Preso in contropiede
Proviamo quasi compassione per lei, tanto è difficile rappresentare Donald Trump, ma che dire del segretario alla difesa e del segretario di stato, capo della diplomazia?

Il primo, James Mattis, ha dichiarato ai suoi colleghi europei della Nato che gli Stati Uniti cercano un “terreno d’intesa” con la Russia, ma per il momento non si parla di una collaborazione militare con Mosca perché i russi devono “adeguarsi al diritto internazionale”.

Non è questa la linea che aveva seguito fino a oggi Donald Trump, e non è quello che voleva Micheal Flynn, il suo ex consulente per la sicurezza nazionale che è stato costretto a rassegnare le dimissioni a causa dei contatti troppo stretti con l’ambasciata russa a Washington.
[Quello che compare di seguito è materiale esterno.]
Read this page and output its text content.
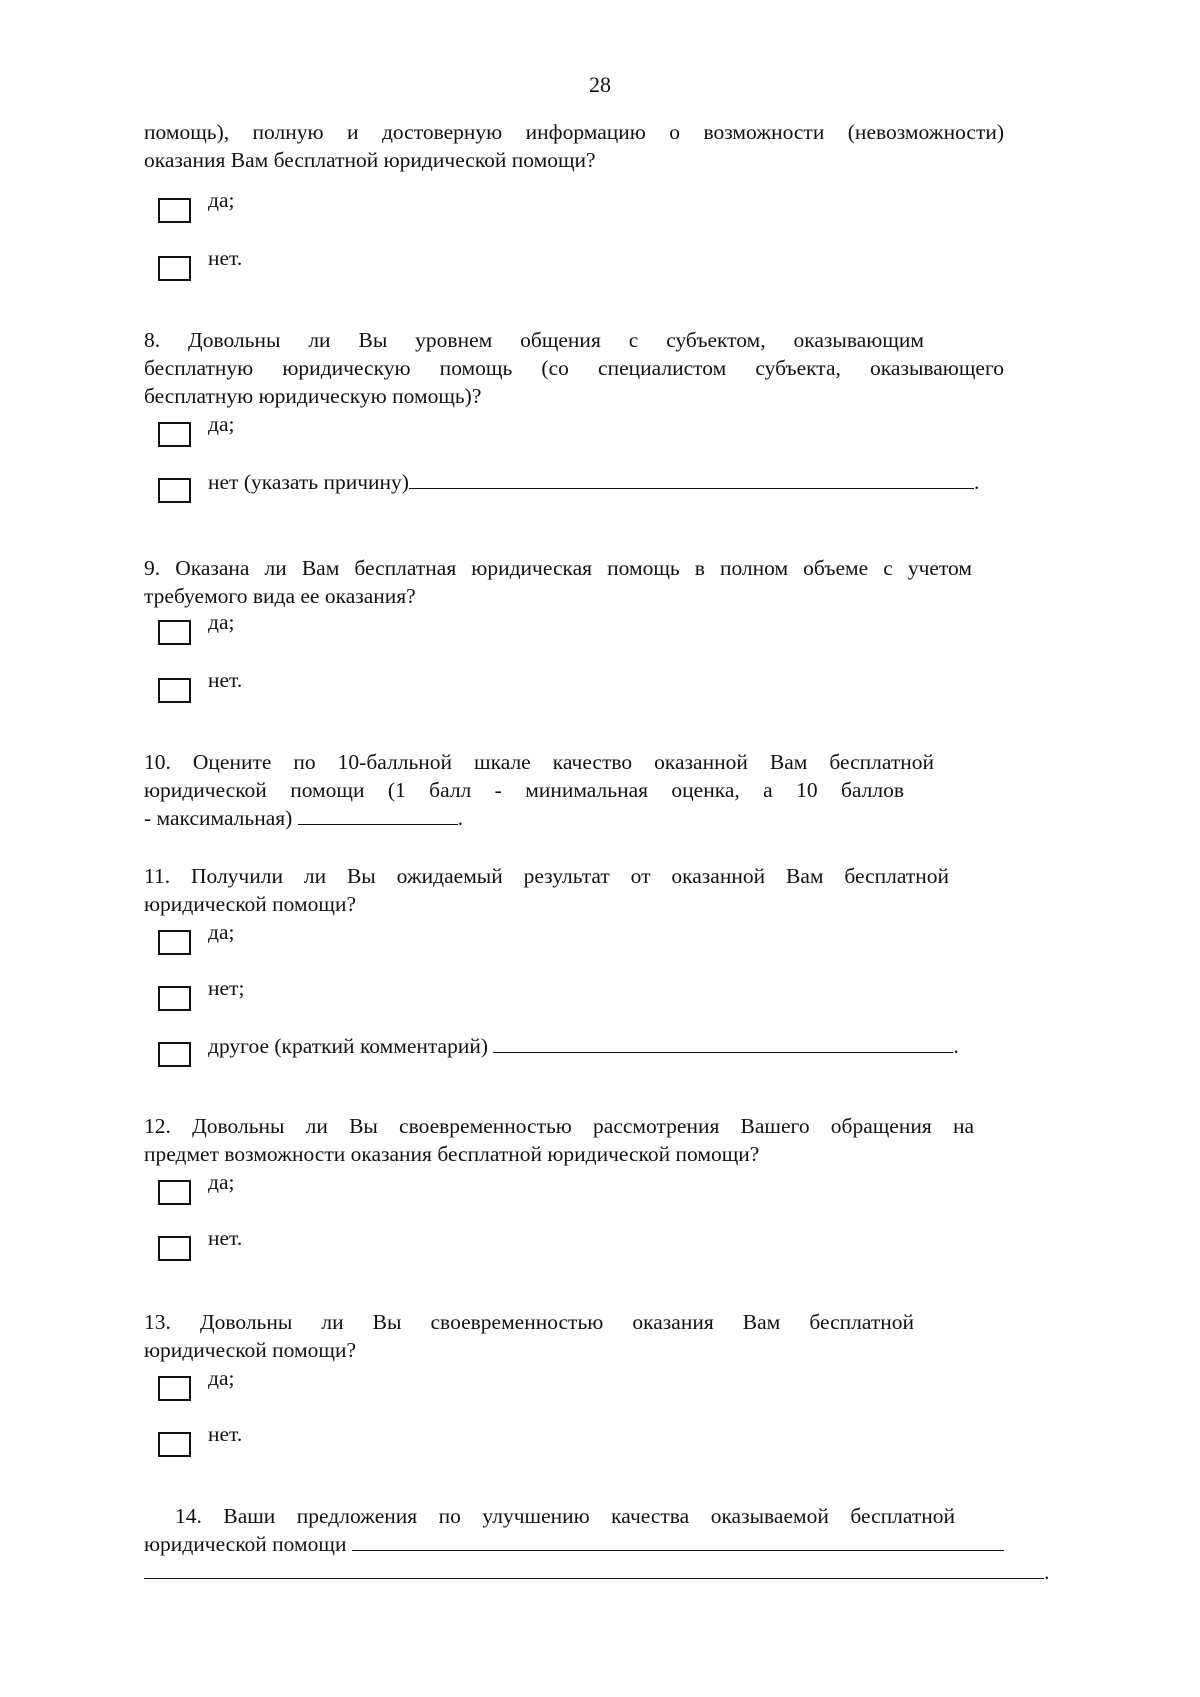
28
помощь), полную и достоверную информацию о возможности (невозможности)
оказания Вам бесплатной юридической помощи?
да;
нет.
8. Довольны ли Вы уровнем общения с субъектом, оказывающим
бесплатную юридическую помощь (со специалистом субъекта, оказывающего
бесплатную юридическую помощь)?
да;
нет (указать причину)	.
9. Оказана ли Вам бесплатная юридическая помощь в полном объеме с учетом
требуемого вида ее оказания?
да;
нет.
10. Оцените по 10-балльной шкале качество оказанной Вам бесплатной
юридической помощи (1 балл - минимальная оценка, а 10 баллов
- максимальная)	.
11. Получили ли Вы ожидаемый результат от оказанной Вам бесплатной
юридической помощи?
да;
нет;
другое (краткий комментарий)	.
12. Довольны ли Вы своевременностью рассмотрения Вашего обращения на
предмет возможности оказания бесплатной юридической помощи?
да;
нет.
13. Довольны ли Вы своевременностью оказания Вам бесплатной
юридической помощи?
да;
нет.
14. Ваши предложения по улучшению качества оказываемой бесплатной
юридической помощи
.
Gli europei hanno già dato per persa la Crimea e si accontenterebbero di una ritirata russa dall’Ucraina orientale

Il generale Mattis ha preso in contropiede il suo presidente, esattamente quello che ha fatto il suo collega del dipartimento di stato Rex Tillerson chiedendo a Mosca, in occasione del vertice del G20, di rispettare gli accordi di Minsk sull’Ucraina e mettere fine all’annessione della Crimea. Su questo secondo punto il segretario di stato è apparso più determinato nei confronti di Mosca rispetto agli europei, che hanno già dato per persa la Crimea e si accontenterebbero di una ritirata russa dall’Ucraina orientale. Resta da capire chi esprime la posizione degli Stati Uniti, se il presidente o il suo entourage.

La risposta è talmente incerta che il ministro degli esteri francese Jean-Marc Ayrault ha sottolineato suo malgrado la distanza tra Parigi e Washington sul Medio Oriente.

Nel frattempo i russi si spazientiscono, per un altro motivo. “Quando avverrà il riavvicinamento promesso?”, hanno ripetuto il 16 febbraio. Dietro questa richiesta c’era una sorta di minaccia, perché se il Cremlino decidesse di voltare le spalle alla squadra di Trump, Washington rischierebbe di sprofondare nel caos.